Originally posted by SherryO My instructor suggested the 60 to 90mm range, but she has a film camera and I'm now thinking she isn't familier enough with digital to know that a 50mm is comparable.
totally. The 60-90 range is perfect for portraiture on film.
Now here is where it gets annoying and all strange... one would be lead to believe that a 50mm lens magically becomes a 75mm lens when you slap it onto a Pentax DSLR. Sure the field of view becomes similar, but its not that simple. A 50mm lens will always render like a 50mm lens, no matter what camera it's mounted to. This means that wide angle lenses which are known for distorting things and make faces appear wider will still do that. a 50mm lens is heralded as the standard lens because it renders closer to the human eye than other lenses.
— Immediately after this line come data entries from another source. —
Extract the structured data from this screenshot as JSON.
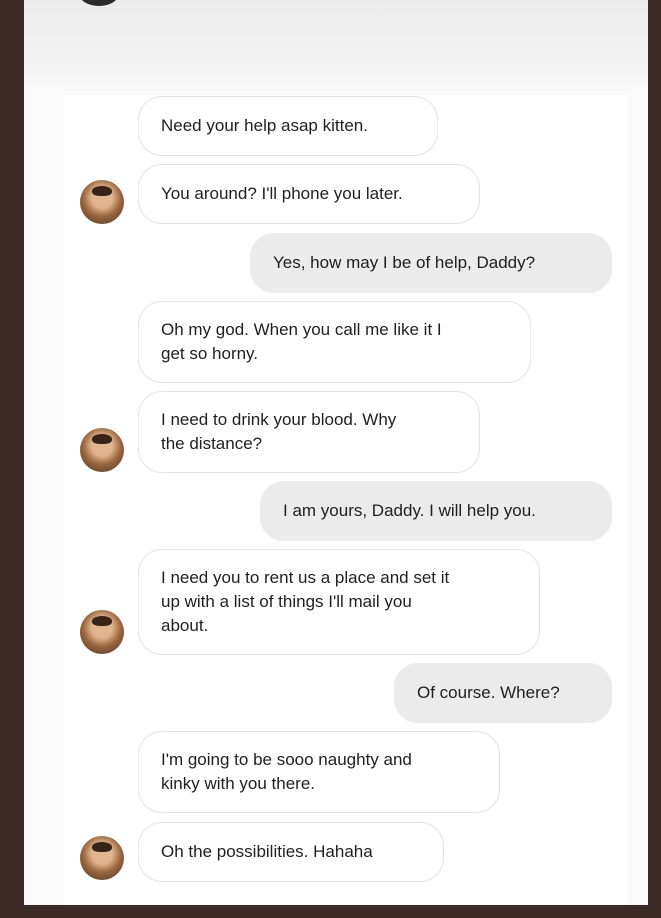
{
  "chat": {
    "messages": [
      {
        "direction": "incoming",
        "text": "Need your help asap kitten.",
        "avatar": false
      },
      {
        "direction": "incoming",
        "text": "You around? I'll phone you later.",
        "avatar": true
      },
      {
        "direction": "outgoing",
        "text": "Yes, how may I be of help, Daddy?",
        "avatar": false
      },
      {
        "direction": "incoming",
        "text": "Oh my god. When you call me like it I\nget so horny.",
        "avatar": false
      },
      {
        "direction": "incoming",
        "text": "I need to drink your blood. Why\nthe distance?",
        "avatar": true
      },
      {
        "direction": "outgoing",
        "text": "I am yours, Daddy. I will help you.",
        "avatar": false
      },
      {
        "direction": "incoming",
        "text": "I need you to rent us a place and set it\nup with a list of things I'll mail you\nabout.",
        "avatar": true
      },
      {
        "direction": "outgoing",
        "text": "Of course. Where?",
        "avatar": false
      },
      {
        "direction": "incoming",
        "text": "I'm going to be sooo naughty and\nkinky with you there.",
        "avatar": false
      },
      {
        "direction": "incoming",
        "text": "Oh the possibilities. Hahaha",
        "avatar": true
      }
    ]
  },
  "colors": {
    "outer_background": "#3b2a26",
    "incoming_bubble": "#ffffff",
    "outgoing_bubble": "#ebebeb",
    "bubble_border": "#e4e4e4",
    "text": "#1f1f1f"
  }
}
On a film body this would also give you a field of view pretty close to your own...but on an APS-C it "zooms in". A lens in the 60-90 range would in term make faces seem thinner.
Its an odd world we live in with so many different formats. but you can't go wrong with any lens from 50-90mm for what your looking to do.
Now, I'm going to overload you here with junk...
The shorter the lens the further back you throw the back ground. This is a fun one I like using, take a photo of your subject with your zoom lens on it's widest setting. Then, keeping the subject the same size, take it again at the opposite end of the zoom range. Look what happens to your backdrop. This is a fun trick.